In Tharp v. Johnson and Chavers v. Mayo, supra, the court was applying the law governing the right of homestead exemption, and the forfeiture thereof as it existed under the Code of 1876. And in Gilbert v. Pinkston, under the Code of 1886, in all respects the same as the Code of 1876. The Act of February 28, 1889, Acts 1888-89, p. 113, now § 7952 of the Code of 1923, changed the law in respect to abandonment of such right by providing that: "When homestead exemption has been allotted to the widow and minor child or children, or either, * * * they shall not be held to have abandoned or forfeited the same by a removal therefrom." [Italics supplied.]
That Act, no doubt, was passed to change the law as declared in Barber v. Williams, 74 Ala. 331, to the effect that the abandonment of possession of the homestead by the exemptioner worked a forfeiture of the right of exemption, and in Banks v. Speers, 97 Ala. 560, 11 So. 841, it was held that said Act was not retroactive, but it was observed, by the then Chief Justice [page 844]: "If the statute we have copied had been enacted before the sale was made to Banks, we need not and do not decide that such sale and abandonment of the possession would work a forfeiture of the homestead right. On principle, it would seem that it should not."
Subsequent decisions, some of which are cited below, uniformly hold that in respect to homestead rights accruing subsequent to the Act of February 28, 1889, the sale and abandonment of possession by the exemptioner does not work a forfeiture of the right of exemption and such conveyance passes to the grantee such title as the widow acquired under the exemption statutes.
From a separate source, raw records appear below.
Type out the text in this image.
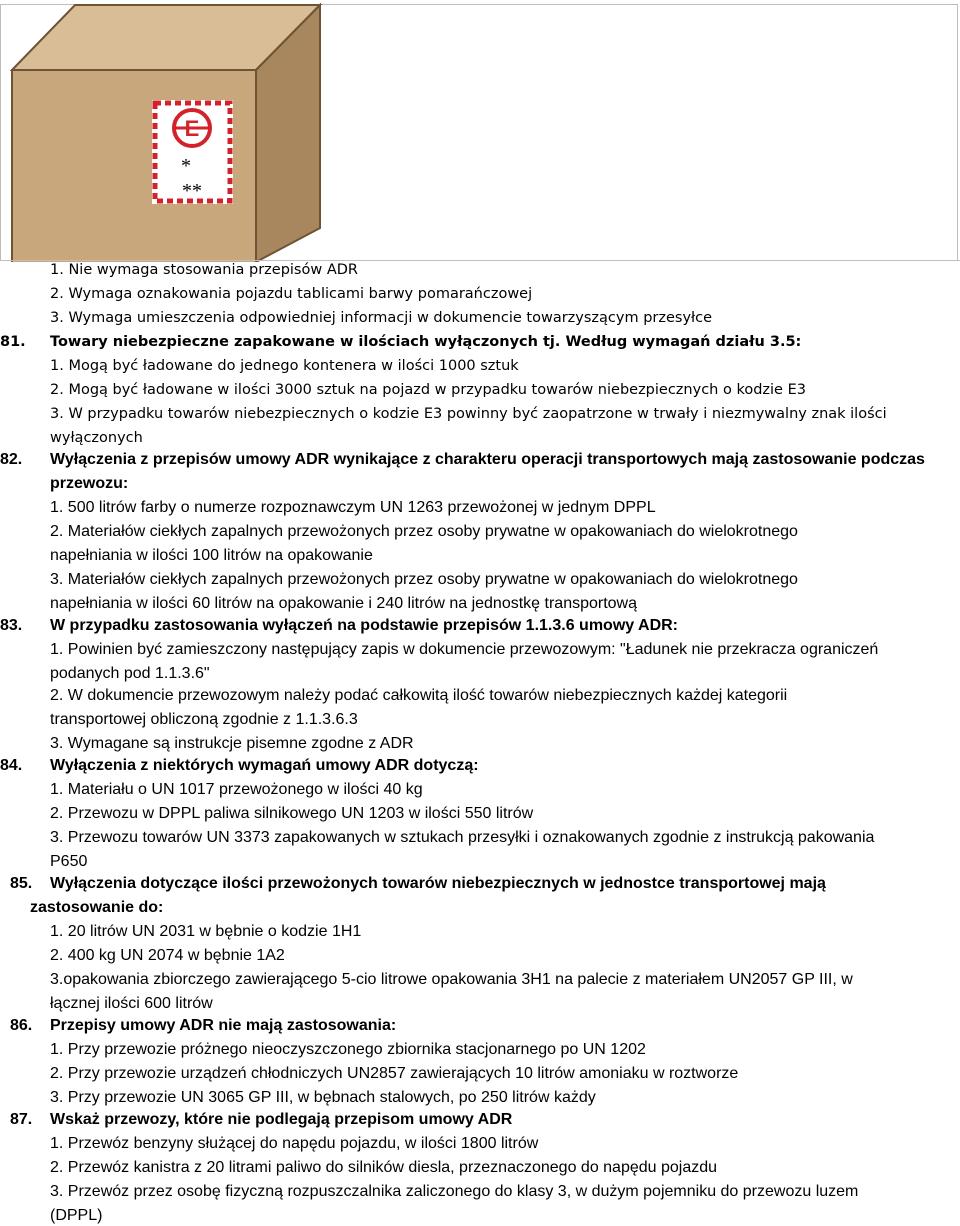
E
*
**
1. Nie wymaga stosowania przepisów ADR
2. Wymaga oznakowania pojazdu tablicami barwy pomarańczowej
3. Wymaga umieszczenia odpowiedniej informacji w dokumencie towarzyszącym przesyłce
81. Towary niebezpieczne zapakowane w ilościach wyłączonych tj. Według wymagań działu 3.5:
1. Mogą być ładowane do jednego kontenera w ilości 1000 sztuk
2. Mogą być ładowane w ilości 3000 sztuk na pojazd w przypadku towarów niebezpiecznych o kodzie E3
3. W przypadku towarów niebezpiecznych o kodzie E3 powinny być zaopatrzone w trwały i niezmywalny znak ilości
wyłączonych
82. Wyłączenia z przepisów umowy ADR wynikające z charakteru operacji transportowych mają zastosowanie podczas
przewozu:
1. 500 litrów farby o numerze rozpoznawczym UN 1263 przewożonej w jednym DPPL
2. Materiałów ciekłych zapalnych przewożonych przez osoby prywatne w opakowaniach do wielokrotnego
napełniania w ilości 100 litrów na opakowanie
3. Materiałów ciekłych zapalnych przewożonych przez osoby prywatne w opakowaniach do wielokrotnego
napełniania w ilości 60 litrów na opakowanie i 240 litrów na jednostkę transportową
83. W przypadku zastosowania wyłączeń na podstawie przepisów 1.1.3.6 umowy ADR:
1. Powinien być zamieszczony następujący zapis w dokumencie przewozowym: "Ładunek nie przekracza ograniczeń
podanych pod 1.1.3.6"
2. W dokumencie przewozowym należy podać całkowitą ilość towarów niebezpiecznych każdej kategorii
transportowej obliczoną zgodnie z 1.1.3.6.3
3. Wymagane są instrukcje pisemne zgodne z ADR
84. Wyłączenia z niektórych wymagań umowy ADR dotyczą:
1. Materiału o UN 1017 przewożonego w ilości 40 kg
2. Przewozu w DPPL paliwa silnikowego UN 1203 w ilości 550 litrów
3. Przewozu towarów UN 3373 zapakowanych w sztukach przesyłki i oznakowanych zgodnie z instrukcją pakowania
P650
85. Wyłączenia dotyczące ilości przewożonych towarów niebezpiecznych w jednostce transportowej mają
zastosowanie do:
1. 20 litrów UN 2031 w bębnie o kodzie 1H1
2. 400 kg UN 2074 w bębnie 1A2
3.opakowania zbiorczego zawierającego 5-cio litrowe opakowania 3H1 na palecie z materiałem UN2057 GP III, w
łącznej ilości 600 litrów
86. Przepisy umowy ADR nie mają zastosowania:
1. Przy przewozie próżnego nieoczyszczonego zbiornika stacjonarnego po UN 1202
2. Przy przewozie urządzeń chłodniczych UN2857 zawierających 10 litrów amoniaku w roztworze
3. Przy przewozie UN 3065 GP III, w bębnach stalowych, po 250 litrów każdy
87. Wskaż przewozy, które nie podlegają przepisom umowy ADR
1. Przewóz benzyny służącej do napędu pojazdu, w ilości 1800 litrów
2. Przewóz kanistra z 20 litrami paliwo do silników diesla, przeznaczonego do napędu pojazdu
3. Przewóz przez osobę fizyczną rozpuszczalnika zaliczonego do klasy 3, w dużym pojemniku do przewozu luzem
(DPPL)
Tartt v. Negus, 127 Ala. 301, 28 So. 713; Newell v. Johns, 128 Ala. 584, 29 So. 609; Faircloth et al. v. Carroll et al., 137 Ala. 243, 34 So. 182.
So, also, that when the homestead if occupied by the decedent at the time of his death is a tract or parcel separate and apart, and not a part of a larger tract, and does not exceed in value the exemption allowed, the exemptioner, in any event, takes a life estate without proceeding to set apart the same — the law intervenes and makes the allotment in such case — without any act on the part of the exemptioner. This seems to be the clear purpose and effect of the statute. Code 1923, § 7918, which provides: "The homestead of any resident of this state, leaving surviving him at his death a widow and minor child or children, or either, with the improvements and appurtenances not exceeding in value two thousand dollars, and in area one hundred and sixty acres, shall be exempt from administration and the payment of the debts in favor of such widow and minor children, or either, in any event, during the life of the widow, or the minority of the child or children,"c. Franklin v. Scott, 227 Ala. 101, 148 So. 833; Cade et al. v. Graffo et al., 227 Ala. 11, 148 So. 591. [Italics supplied.]
The title in fee does not vest in the exemptioner as against the heirs at law in the absence of proceeding under the statute to have the same set apart, either because of insolvency of the estate or as all the real estate of the deceased husband. Franklin v. Scott et al., supra.
Section 7914 of the Code 1923 relates exclusively to the right of exemption from process issued for the collection of debts, and in no way affects the right of exemption from administration and the payment of debts thereunder. Sewell et al. v. Sewell et al., 156 Ala. 616, 47 So. 204.
The conveyance executed by Bates and wife, while it purports to convey a title in fee with warranty, as against the heirs, only passed to the grantee therein a life estate of the exemptioner, and in no way affects the rights of the remaindermen. Code 1923, §§ 6910 and 6925; Edwards et al. v. Bender et al., 121 Ala. 77, 25 So. 1010.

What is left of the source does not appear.